Und nun kommt der größte Fast Food-Konzern der Welt mit einem alten TV-Spot wieder. In der Mitte der siebziger Jahre ging es schon auch heiß her in der globalen Wirtschaft. Eine Energiekrise durchzog die ganze Welt, die Inflation wurde immer schlimmer, die Spritpreise kletterten unaufhaltsam. Eine Parallele zu den heutigen Tagen ist schnell gemacht. Das hat auch McDonalds so gesehen und holt einen alten Werbespot aus dem Jahr 1974 aus der Versenkung. Der alte Spot, nur neu vertont im Hip Hop-Style. “Two all beef patties, special sauce, lettuce, cheese, pickles, onions, on a sesame-seed bun.” Mehr braucht es nicht, um sich zu ernähren, wenn man nach der Werbung von McDonalds geht. Aber dafür brummt der Fast Food-Laden sowohl bei der weltgrößten Fast Food-Kette ebenso wie auch bei dem größten Konkurrenten: Burger King.

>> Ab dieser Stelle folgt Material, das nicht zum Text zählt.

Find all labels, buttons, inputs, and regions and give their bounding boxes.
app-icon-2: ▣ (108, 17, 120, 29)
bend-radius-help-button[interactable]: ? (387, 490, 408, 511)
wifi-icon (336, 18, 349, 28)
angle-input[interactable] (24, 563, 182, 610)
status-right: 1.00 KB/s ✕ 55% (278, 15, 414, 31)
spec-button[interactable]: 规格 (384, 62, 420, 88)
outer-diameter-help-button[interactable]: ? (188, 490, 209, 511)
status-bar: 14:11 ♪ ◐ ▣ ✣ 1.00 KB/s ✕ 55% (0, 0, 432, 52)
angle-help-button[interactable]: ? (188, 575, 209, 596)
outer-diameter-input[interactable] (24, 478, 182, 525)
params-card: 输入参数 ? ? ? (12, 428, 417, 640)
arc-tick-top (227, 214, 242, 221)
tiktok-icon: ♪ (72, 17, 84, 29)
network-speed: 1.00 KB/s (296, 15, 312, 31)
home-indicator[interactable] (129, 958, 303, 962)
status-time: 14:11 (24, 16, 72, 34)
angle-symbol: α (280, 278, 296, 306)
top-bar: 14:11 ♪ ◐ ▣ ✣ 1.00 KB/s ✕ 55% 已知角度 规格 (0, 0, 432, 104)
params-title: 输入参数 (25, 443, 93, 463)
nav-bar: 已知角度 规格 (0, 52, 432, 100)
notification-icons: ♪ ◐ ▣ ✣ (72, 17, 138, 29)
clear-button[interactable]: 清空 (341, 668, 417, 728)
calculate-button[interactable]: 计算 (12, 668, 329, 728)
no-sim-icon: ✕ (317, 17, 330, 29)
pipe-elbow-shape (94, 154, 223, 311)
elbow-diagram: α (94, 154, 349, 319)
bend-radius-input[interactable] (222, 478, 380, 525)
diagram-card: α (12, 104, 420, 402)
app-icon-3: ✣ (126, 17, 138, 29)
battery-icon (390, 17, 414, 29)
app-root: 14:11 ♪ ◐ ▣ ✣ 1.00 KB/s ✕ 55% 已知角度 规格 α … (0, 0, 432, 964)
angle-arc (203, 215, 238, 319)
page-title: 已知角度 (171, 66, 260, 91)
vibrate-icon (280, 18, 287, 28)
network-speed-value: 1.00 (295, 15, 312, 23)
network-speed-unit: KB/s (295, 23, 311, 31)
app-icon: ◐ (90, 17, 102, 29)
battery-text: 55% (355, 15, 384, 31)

Gestern legte McDonalds nun sein Ergebnis des letzten Quartals vor. Die Wirtschaft in den USA ächzt und krümmt sich. McDonalds hingegen kann eine Umsatzsteigerung von 3,4 Prozent im eigenen Land vermelden. Im weltweiten Geschäft legte der Umsatz sogar um 6,1 Prozent zu. Bei Burger King sah es weltweit ein wenig „schlechter“ aus. Hier stieg der Umsatz um 5,8 Prozent. In den USA hingegen überholte der große Konkurrent den Marktführer gleich um satte zwei Prozent.
Fast Food zieht also vermehrt Menschen an, die sich sonst keine warme Mahlzeit mehr leisten können. Es ist eben billig, und damit ein wichtiger Dreh- und Angelpunkt der weltweiten Außer Haus-Ernährung. Aber auch Otto Normalverbraucher, ob in den USA oder anderen Teilen der Welt setzt auf Fast Food. Denn es geht eben – wie der Name schon sagt - schnell und ist manchmal gar günstiger, als wenn man zuhause aufwändig und vor allem gesundheitsbewusst kocht. Gerade das trägt zum Umsatz von McDonalds und Burger King bei. Immer günstiger zu sein. Und damit den Nerv einer wirtschaftlich taumelnden Zeit und Welt zu treffen.